LONDON (AP) — British bookshops opened their doors early Thursday and some grown-up Harry Potter fans lined up overnight as J.K. Rowling launched her long-anticipated first book for adults, "The Casual Vacancy."
The lines were shorter and the wizard costumes missing, but the book was published to some of the same fanfare that greeted each Potter tome, with stores wheeling out crates of the books precisely at 8 a.m. as part of a finely honed marketing strategy.
Published five years after the release of the last book in the boy wizard saga, "The Casual Vacancy" is already at No. 1 on Amazon's U.S. chart, and bookmaker William Hill put 2-1 odds on it outselling "Harry Potter and the Deathly Hallows," which shifted 2.6 million copies in Britain on its first day.
Many of the early buyers were Harry Potter fans who, like the author, have moved on to more adult fare.
"I just like how much excitement there is about a book," said 23-year-old Grace Proctor, a "massive" Potter fan who was first to buy the book at one London store.
"I think there are going to be people who will hate it just because they can hate it," she said. "But she's such an amazing writer, I don't think she can go wrong."
A story of ambition, envy and rivalry set in the fictional English village of Pagford, the novel recounts the civic warfare sparked when the unexpected death of a town official leaves a vacancy on the governing body. Characters set on a collision course range from the affluent lawyer Miles Mollison to the Weedons, a ramshackle clan living in The Fields, the run-down housing project on the edge of town.
Rowling has said she was aiming for Dickensian sweep in the multi-character saga, whose doses of sex, satire and swearing mark a distinct departure from wholesome Harry.

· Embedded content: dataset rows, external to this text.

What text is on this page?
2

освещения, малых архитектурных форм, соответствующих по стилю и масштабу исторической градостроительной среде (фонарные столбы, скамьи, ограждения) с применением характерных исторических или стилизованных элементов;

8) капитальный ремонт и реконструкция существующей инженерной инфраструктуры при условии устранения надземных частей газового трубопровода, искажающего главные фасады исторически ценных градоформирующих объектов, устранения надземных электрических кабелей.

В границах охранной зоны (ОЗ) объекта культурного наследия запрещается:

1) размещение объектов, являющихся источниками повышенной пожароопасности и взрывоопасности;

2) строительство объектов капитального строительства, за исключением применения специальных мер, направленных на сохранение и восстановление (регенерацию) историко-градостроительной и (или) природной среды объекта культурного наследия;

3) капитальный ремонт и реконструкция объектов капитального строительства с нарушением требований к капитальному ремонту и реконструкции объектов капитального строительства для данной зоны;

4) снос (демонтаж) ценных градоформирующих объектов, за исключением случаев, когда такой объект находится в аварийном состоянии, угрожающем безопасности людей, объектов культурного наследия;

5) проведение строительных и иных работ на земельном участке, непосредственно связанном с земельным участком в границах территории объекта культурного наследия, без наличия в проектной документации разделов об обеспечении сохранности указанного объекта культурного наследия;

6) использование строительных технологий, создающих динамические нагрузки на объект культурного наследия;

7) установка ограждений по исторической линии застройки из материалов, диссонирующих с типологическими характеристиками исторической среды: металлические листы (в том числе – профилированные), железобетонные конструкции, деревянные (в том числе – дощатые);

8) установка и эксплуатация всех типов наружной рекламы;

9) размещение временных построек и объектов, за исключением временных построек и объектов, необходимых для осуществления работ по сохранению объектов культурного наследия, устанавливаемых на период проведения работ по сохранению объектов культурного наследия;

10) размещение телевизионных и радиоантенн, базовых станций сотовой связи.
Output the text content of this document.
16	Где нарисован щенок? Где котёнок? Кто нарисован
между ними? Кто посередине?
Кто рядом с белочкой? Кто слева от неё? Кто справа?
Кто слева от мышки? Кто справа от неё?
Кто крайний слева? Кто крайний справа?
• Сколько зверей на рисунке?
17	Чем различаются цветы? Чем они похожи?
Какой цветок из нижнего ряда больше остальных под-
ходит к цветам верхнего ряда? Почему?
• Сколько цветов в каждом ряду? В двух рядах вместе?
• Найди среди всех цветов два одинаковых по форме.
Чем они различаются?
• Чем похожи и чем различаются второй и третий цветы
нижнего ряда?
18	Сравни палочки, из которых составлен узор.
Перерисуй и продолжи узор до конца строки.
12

Reviews have been mixed. The Associated Press judged it a challenging but rewarding read full of emotion and heart. AP's Deepti Hajela said that while its troubled characters mean "this isn't a book that's easy to fall in love with ... But what could have been an unreadable story becomes something else in Rowling's hands, thanks to her gift of being able to make her characters complex and really, just human."
The New York Times' influential critic, Michiko Kakutani, was damning.
"The real-life world she has limned in these pages is so willfully banal, so depressingly cliched that 'The Casual Vacancy' is not only disappointing — it's dull," she said.
The Guardian newspaper's reviewer, Theo Tait, said it was "no masterpiece, but it's not bad at all: intelligent, workmanlike, and often funny."
The Independent's Boyd Tonkin found the sometimes "long-winded and laborious" writing soared when Rowling focused on her teenage characters.
Others, though, felt the lack of likable characters might alienate readers, and Daily Mail reviewer Jan Moir slammed Rowling's stark focus on Pagford's haves and have-nots as the work of a "left-leaning demagogue" painting "a bleak and rather one-sided vision of life in modern England."
It's likely nothing Rowling publishes will ever match the success of the Potter books, which have sold more than 450 million copies around the world.
But booksellers are confident "The Casual Vacancy" will be one of the year's best-sellers, whatever reviewers say.
"A lot of children have grown up with Harry Potter. They're now adults who love books," Susan Sinclair, divisional manager for the Foyles bookstore chain, said.
"I think it's going to be a really big seller at Christmas. It'll be an easy gift — but also a good one."